On their previous release, 2014’s 10-track Collisions, the band felt they had finally successfully captured the live-show energy that has helped catapult them to household jam band status so quickly. According to TAUK’s website, Collisions “spans delicate ethereal textures, highly imaginative funky jamming, labyrinthine arrangements and firey solos – often in the same song.”
For TAUK, the only logical next step was to offer up their best live performances to date.
HEADROOM features many new improvisational and fleshed out twists on their already immensely popular studio tracks. In fact, most of “Collisions” and 2013’s “Homunculus,” are given some breathing room as we are treated to one-of-a-kind live improvisational jamming. But the new record also contains a handful of previously unreleased tracks: “Rainwalk”, “Districts”, and the unique take on Nirvana’s “In Bloom” segueing into “Never Remember” constitute the new tracks on Disc 1, while Disc 2 plays host to new track “Battle Without Honor or Humanity,” and a 13+ minute rendition of “Tumbler” from Collisions.

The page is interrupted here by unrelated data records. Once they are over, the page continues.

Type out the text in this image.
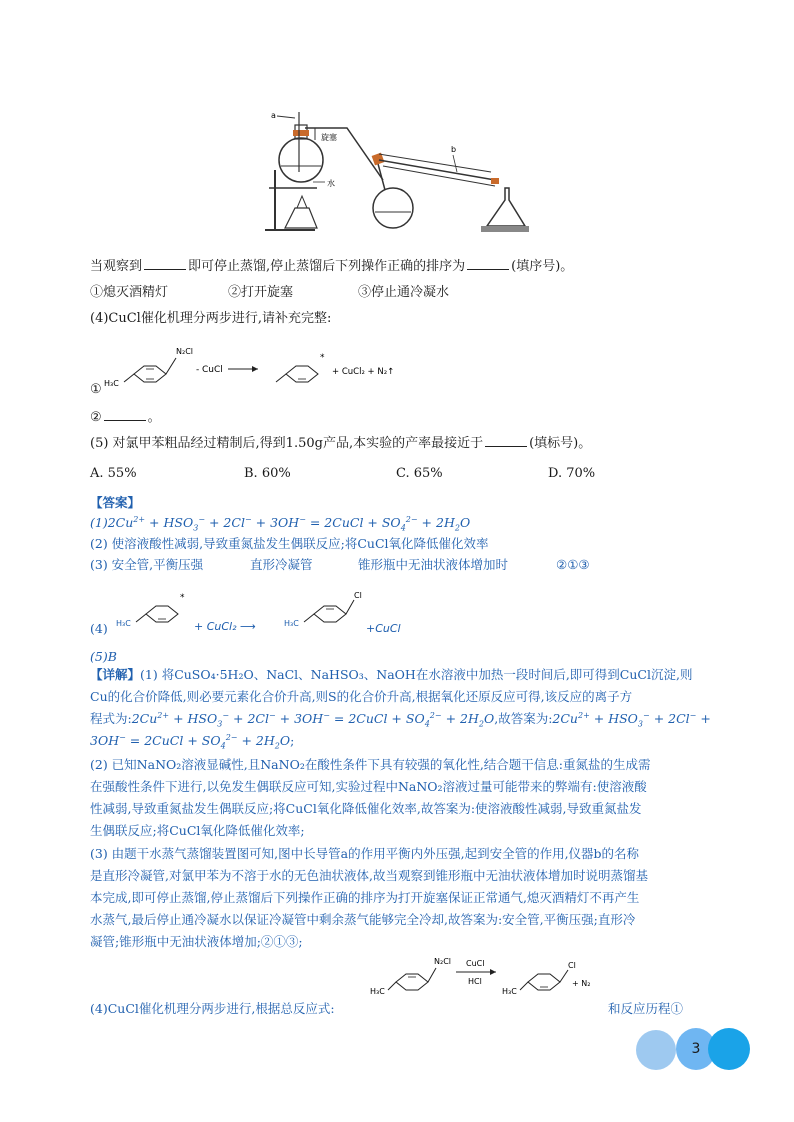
a
旋塞
水
b
当观察到	即可停止蒸馏,停止蒸馏后下列操作正确的排序为	(填序号)。
①熄灭酒精灯	②打开旋塞	③停止通冷凝水
(4)CuCl催化机理分两步进行,请补充完整:
① H₃C
N₂Cl
CuCl
-
*
+ CuCl₂ + N₂↑
②	。
(5) 对氯甲苯粗品经过精制后,得到1.50g产品,本实验的产率最接近于	(填标号)。
A. 55%	B. 60%	C. 65%	D. 70%
【答案】
$(1)2Cu^{2+} + HSO_3^- + 2Cl^- + 3OH^-$ = 2CuCl + $SO_4^{2-} + 2H_2O$
(2) 使溶液酸性减弱,导致重氮盐发生偶联反应;将CuCl氧化降低催化效率
(3) 安全管,平衡压强	直形冷凝管	锥形瓶中无油状液体增加时	②①③
(4) H₃C
*
+ CuCl₂ ⟶	H₃C
Cl
+CuCl
(5)B
【详解】(1) 将CuSO₄·5H₂O、NaCl、NaHSO₃、NaOH在水溶液中加热一段时间后,即可得到CuCl沉淀,则
Cu的化合价降低,则必要元素化合价升高,则S的化合价升高,根据氧化还原反应可得,该反应的离子方
程式为$:2Cu^{2+} + HSO_3^- + 2Cl^- + 3OH^-$ = 2CuCl + $SO_4^{2-} + 2H_2O$,故答案为$:2Cu^{2+} + HSO_3^- + 2Cl^-$ +
3OH− = 2CuCl + $SO_4^{2-} + 2H_2O$;
(2) 已知NaNO₂溶液显碱性,且NaNO₂在酸性条件下具有较强的氧化性,结合题干信息:重氮盐的生成需
在强酸性条件下进行,以免发生偶联反应可知,实验过程中NaNO₂溶液过量可能带来的弊端有:使溶液酸
性减弱,导致重氮盐发生偶联反应;将CuCl氧化降低催化效率,故答案为:使溶液酸性减弱,导致重氮盐发
生偶联反应;将CuCl氧化降低催化效率;
(3) 由题干水蒸气蒸馏装置图可知,图中长导管a的作用平衡内外压强,起到安全管的作用,仪器b的名称
是直形冷凝管,对氯甲苯为不溶于水的无色油状液体,故当观察到锥形瓶中无油状液体增加时说明蒸馏基
本完成,即可停止蒸馏,停止蒸馏后下列操作正确的排序为打开旋塞保证正常通气,熄灭酒精灯不再产生
水蒸气,最后停止通冷凝水以保证冷凝管中剩余蒸气能够完全冷却,故答案为:安全管,平衡压强;直形冷
凝管;锥形瓶中无油状液体增加;②①③;
H₃C
N₂Cl CuCl
HCl
Cl
+ N₂
H₃C
(4)CuCl催化机理分两步进行,根据总反应式:	和反应历程①
3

For those totally unfamiliar with the band, HEADROOM serves as a great introductory lesson in their music and their energy as a band. For those who have had the ‘tauk,’ the disc will meet your expectations and then some. Either way, expect the album to take the listener on gradually increasing ups and downs, each more intense than the last. Definitely a great effort by a great band that is easy to listen to all the way through.